Taking a page from Wikipedia and Google, the developers of SCiO are counting on users to help build up a more complete data base of materials. So many different material structures exist on Earth that it would take a team of thousands working round the clock to create an accurate database, but with the ability to scan and upload information to a group cloud, SCiO users will be adding information to the database with every new material scanned, including themselves. The device has been designed to be small, practical, and, best of all, affordable in efforts to provide as many users as possible with their own molecular scanner.

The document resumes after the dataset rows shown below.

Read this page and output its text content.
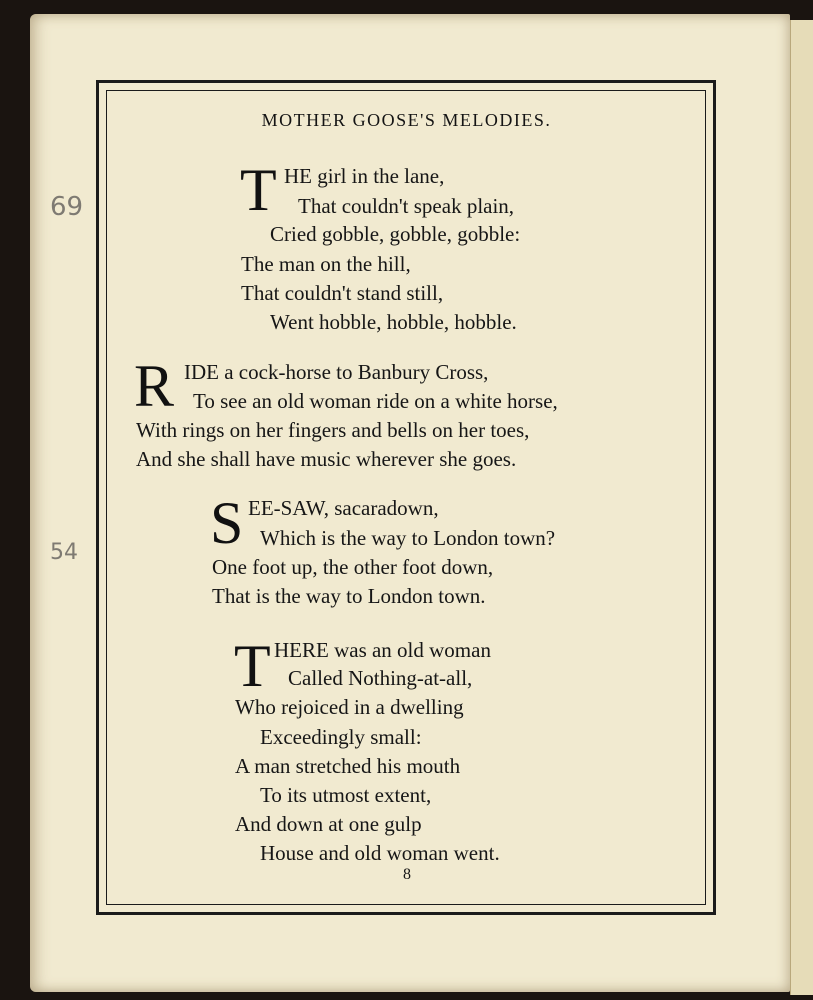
69
54
MOTHER GOOSE'S MELODIES.
T HE girl in the lane,
That couldn't speak plain,
Cried gobble, gobble, gobble:
The man on the hill,
That couldn't stand still,
Went hobble, hobble, hobble.
R IDE a cock-horse to Banbury Cross,
To see an old woman ride on a white horse,
With rings on her fingers and bells on her toes,
And she shall have music wherever she goes.
S EE-SAW, sacaradown,
Which is the way to London town?
One foot up, the other foot down,
That is the way to London town.
T HERE was an old woman
Called Nothing-at-all,
Who rejoiced in a dwelling
Exceedingly small:
A man stretched his mouth
To its utmost extent,
And down at one gulp
House and old woman went.
8
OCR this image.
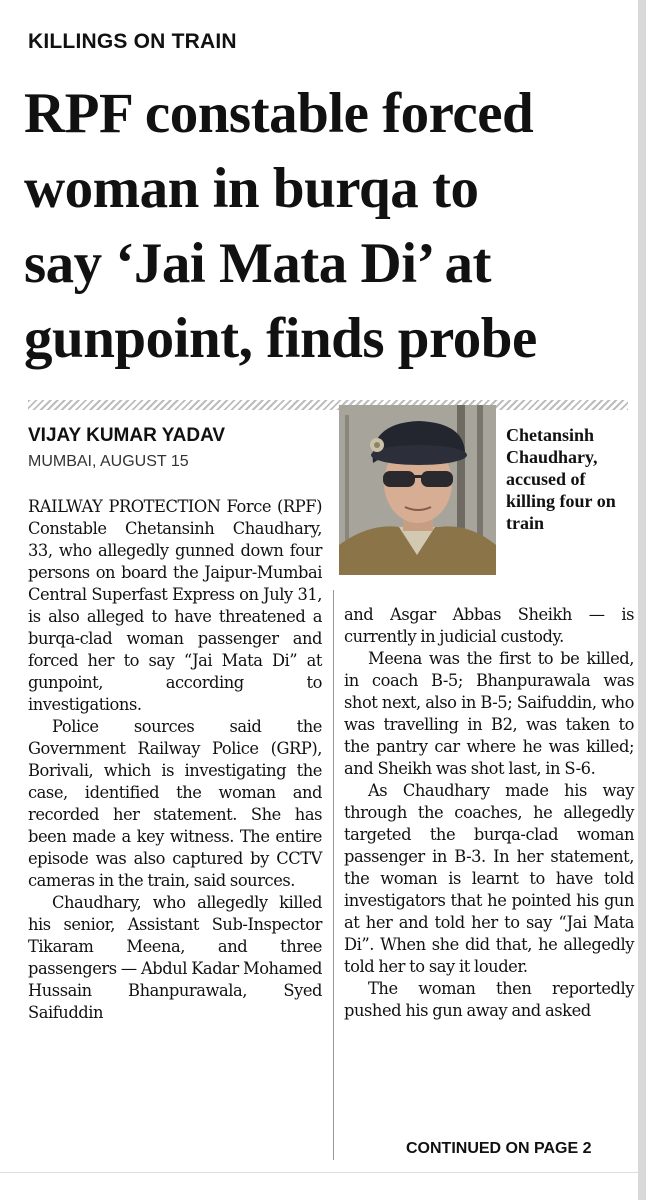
KILLINGS ON TRAIN
RPF constable forced
woman in burqa to
say ‘Jai Mata Di’ at
gunpoint, finds probe
VIJAY KUMAR YADAV
MUMBAI, AUGUST 15
Chetansinh Chaudhary, accused of killing four on train

RAILWAY PROTECTION Force (RPF) Constable Chetansinh Chaudhary, 33, who allegedly gunned down four persons on board the Jaipur-Mumbai Central Superfast Express on July 31, is also alleged to have threatened a burqa-clad woman passenger and forced her to say “Jai Mata Di” at gunpoint, according to investigations.

Police sources said the Government Railway Police (GRP), Borivali, which is investigating the case, identified the woman and recorded her statement. She has been made a key witness. The entire episode was also captured by CCTV cameras in the train, said sources.

Chaudhary, who allegedly killed his senior, Assistant Sub-Inspector Tikaram Meena, and three passengers — Abdul Kadar Mohamed Hussain Bhanpurawala, Syed Saifuddin

and Asgar Abbas Sheikh — is currently in judicial custody.

Meena was the first to be killed, in coach B-5; Bhanpurawala was shot next, also in B-5; Saifuddin, who was travelling in B2, was taken to the pantry car where he was killed; and Sheikh was shot last, in S-6.

As Chaudhary made his way through the coaches, he allegedly targeted the burqa-clad woman passenger in B-3. In her statement, the woman is learnt to have told investigators that he pointed his gun at her and told her to say “Jai Mata Di”. When she did that, he allegedly told her to say it louder.

The woman then reportedly pushed his gun away and asked

CONTINUED ON PAGE 2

Access to a complete data base of molecular material may well be the first step to bringing the futuristic technology of Star Trek into reality. The Qualcomm Tricorder Xprize already has 30 teams worldwide competing for the ten million dollar prize. The prize will go to the team that successfully creates a working version of the famed tricorder. For those who are not familiar with the Star Trek Universe, a tricorder is a device used by crew members to analyze everything from soil samples to medical patients stats. The devise is a handheld reader with a small, detachable scanner incredibly similar to the SCiO. A portable device capable of diagnosing conditions or analyzing soil samples could revolutionize the way we live, and SCiO is bringing us one step closer. Whether or not any of the Qualcomm teams will take advantage of the developer packages being offered by SCiO remains to be seen, and while the initial applications may be limited the more users on the cloud, the more information for the masses.
The SCiO is compatible with iPhones running iOS5 or later, iPad (3rd generation or later, and Android phones running 4.3 or later. Pre-orders via Kickstarter are available starting at $199.